FolkestoneJack's Tracks

Deltic double-up at the Bluebell

Posted in East Grinstead, England, Horsted Keynes by folkestonejack on April 18, 2015

In the 1960s and 1970s class 55 diesels, better known as Deltics, ruled the East Coast main line, hauling express trains between King’s Cross and Edinburgh. The introduction of just 22 Deltics had been sufficient to see off 55 steam locomotives, including 35 streamlined A4 pacifics. Although some found it hard to forgive the Deltics for supplanting such majestic machines, many were soon won over by their impressive appearance and distinctive growl.

D9009 Alycidon amidst the primroses on the approach to Horsted Keynes

D9009 Alycidon amidst the primroses on the approach to Horsted Keynes

The last passenger services hauled by Deltics took place on December 31st 1981, followed by a farewell gathering at Doncaster Works that pulled in vast crowds. Thankfully, six Deltics were preserved and this has given ample opportunity for later generations to be wowed. This is something that I appreciate as I didn’t get much chance to see or appreciate them first time round!

It is surprising how often I have heard steam enthusiasts refer to the Deltics as ‘honorary steam locomotives’ and accord them a status that they wouldn’t dream of giving to any other diesel or electric locomotive, so it seems appropriate that two of these machines have visited the Bluebell Railway, until recently a steam-only bastion, for this weekend’s diesel gala.
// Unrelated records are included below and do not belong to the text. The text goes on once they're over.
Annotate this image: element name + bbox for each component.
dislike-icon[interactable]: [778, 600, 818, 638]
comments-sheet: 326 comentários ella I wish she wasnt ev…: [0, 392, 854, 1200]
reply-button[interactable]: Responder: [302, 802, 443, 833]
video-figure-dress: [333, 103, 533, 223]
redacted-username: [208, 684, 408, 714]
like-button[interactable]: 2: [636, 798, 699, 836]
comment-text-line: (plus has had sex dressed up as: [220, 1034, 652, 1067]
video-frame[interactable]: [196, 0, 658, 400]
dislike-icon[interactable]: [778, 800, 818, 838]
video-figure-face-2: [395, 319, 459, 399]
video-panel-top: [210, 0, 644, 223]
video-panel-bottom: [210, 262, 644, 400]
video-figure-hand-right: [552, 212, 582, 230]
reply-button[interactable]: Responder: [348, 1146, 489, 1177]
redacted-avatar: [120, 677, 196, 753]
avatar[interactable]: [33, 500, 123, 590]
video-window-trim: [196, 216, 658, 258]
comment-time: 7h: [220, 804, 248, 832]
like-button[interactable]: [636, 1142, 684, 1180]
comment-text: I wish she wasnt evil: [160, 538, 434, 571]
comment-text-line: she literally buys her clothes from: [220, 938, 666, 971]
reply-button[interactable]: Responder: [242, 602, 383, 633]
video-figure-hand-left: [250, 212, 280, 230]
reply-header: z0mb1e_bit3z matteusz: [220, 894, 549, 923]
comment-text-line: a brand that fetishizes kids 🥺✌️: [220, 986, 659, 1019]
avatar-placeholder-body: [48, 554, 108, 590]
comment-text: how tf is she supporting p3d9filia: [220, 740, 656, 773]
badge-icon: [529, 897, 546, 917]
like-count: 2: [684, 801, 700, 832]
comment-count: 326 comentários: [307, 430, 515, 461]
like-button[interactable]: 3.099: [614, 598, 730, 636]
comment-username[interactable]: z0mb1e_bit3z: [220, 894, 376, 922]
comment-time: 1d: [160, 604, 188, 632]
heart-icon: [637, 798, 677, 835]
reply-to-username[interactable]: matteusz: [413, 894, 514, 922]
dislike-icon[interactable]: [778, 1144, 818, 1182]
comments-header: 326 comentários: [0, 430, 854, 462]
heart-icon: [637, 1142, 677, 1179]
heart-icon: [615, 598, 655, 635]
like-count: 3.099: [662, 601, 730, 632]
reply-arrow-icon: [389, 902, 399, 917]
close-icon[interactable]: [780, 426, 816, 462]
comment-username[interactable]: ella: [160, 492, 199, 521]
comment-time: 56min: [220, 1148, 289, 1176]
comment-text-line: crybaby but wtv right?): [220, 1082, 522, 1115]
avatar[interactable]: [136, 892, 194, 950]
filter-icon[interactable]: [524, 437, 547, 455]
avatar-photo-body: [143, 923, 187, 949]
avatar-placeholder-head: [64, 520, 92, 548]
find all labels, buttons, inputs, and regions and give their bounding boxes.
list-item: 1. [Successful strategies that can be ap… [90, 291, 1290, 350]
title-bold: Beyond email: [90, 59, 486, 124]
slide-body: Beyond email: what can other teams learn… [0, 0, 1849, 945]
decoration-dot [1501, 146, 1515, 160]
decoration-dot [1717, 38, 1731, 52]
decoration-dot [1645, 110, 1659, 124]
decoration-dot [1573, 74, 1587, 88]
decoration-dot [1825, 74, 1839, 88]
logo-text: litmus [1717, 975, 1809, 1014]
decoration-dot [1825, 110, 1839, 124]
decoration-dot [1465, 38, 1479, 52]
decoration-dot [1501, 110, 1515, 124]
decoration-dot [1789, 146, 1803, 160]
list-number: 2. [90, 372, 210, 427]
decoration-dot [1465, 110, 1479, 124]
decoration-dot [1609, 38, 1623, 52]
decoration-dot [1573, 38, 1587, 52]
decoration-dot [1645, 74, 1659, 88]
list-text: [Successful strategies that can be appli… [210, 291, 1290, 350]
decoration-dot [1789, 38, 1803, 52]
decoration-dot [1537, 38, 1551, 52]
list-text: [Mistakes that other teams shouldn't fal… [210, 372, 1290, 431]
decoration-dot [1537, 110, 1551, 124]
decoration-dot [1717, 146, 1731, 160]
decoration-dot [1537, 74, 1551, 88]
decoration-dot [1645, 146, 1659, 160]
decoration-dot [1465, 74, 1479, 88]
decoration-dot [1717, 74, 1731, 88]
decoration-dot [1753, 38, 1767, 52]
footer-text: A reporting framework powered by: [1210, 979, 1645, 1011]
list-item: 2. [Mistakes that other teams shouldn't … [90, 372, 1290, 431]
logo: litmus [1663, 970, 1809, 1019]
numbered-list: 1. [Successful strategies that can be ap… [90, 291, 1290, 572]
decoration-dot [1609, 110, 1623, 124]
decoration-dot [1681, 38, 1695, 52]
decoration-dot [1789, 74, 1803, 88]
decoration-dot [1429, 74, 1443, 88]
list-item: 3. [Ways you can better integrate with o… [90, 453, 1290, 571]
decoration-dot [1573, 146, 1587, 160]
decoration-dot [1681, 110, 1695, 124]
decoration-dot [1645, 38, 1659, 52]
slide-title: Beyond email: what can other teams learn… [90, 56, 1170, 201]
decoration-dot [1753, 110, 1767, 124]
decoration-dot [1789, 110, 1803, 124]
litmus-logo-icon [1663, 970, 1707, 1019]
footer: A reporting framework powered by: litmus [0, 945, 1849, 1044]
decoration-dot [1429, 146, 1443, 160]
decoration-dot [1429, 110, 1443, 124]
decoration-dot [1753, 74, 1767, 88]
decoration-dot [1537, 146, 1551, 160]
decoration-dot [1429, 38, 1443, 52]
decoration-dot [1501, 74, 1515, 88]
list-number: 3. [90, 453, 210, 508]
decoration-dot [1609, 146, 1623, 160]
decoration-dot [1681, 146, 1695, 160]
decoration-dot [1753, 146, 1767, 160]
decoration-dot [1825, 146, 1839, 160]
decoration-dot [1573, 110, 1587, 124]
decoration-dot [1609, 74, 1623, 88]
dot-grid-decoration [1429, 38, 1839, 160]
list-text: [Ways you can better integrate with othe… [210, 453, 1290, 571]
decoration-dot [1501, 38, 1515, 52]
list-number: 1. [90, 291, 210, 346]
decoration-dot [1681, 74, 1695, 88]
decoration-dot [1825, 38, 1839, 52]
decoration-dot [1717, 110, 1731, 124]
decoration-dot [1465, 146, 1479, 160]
Two of the locomotives owned by the Deltic Preservation Society, 55019 Royal Highland Fusilier and D9009 Alycidon, operated the entire weekend’s services between them. I took the first service out of East Grinstead today and enjoyed a good few hours photographing them in and around Horsted Keynes.

55019 Royal Highland Fusilier hauls a late morning service away from Horsted Keynes

55019 Royal Highland Fusilier hauls a late morning service away from Horsted Keynes

It was a great day to be out and about – blue sky, sun and an abundance of primroses at the lineside making for some interesting shots. Admittedly, the Deltics looked somewhat incongruous running through Horsted Keynes, a station which presents a scene plucked out of the 1920s, but it was fun to see nevertheless. I could even see the appeal of the sound too, particularly as it echoed around Sharpthorne Tunnel on my journey back to East Grinstead.

Thanks to everyone at the Bluebell Railway and the Deltic Preservation Society for bringing the Deltics back to Sussex for the first time in over a decade. The packed trains, some with standing room only, and encouraging conversations all around me suggested that it was a much appreciated event. The Deltics are now expected to leave the railway on Tuesday morning with a mid-morning run to the Severn Valley Railway.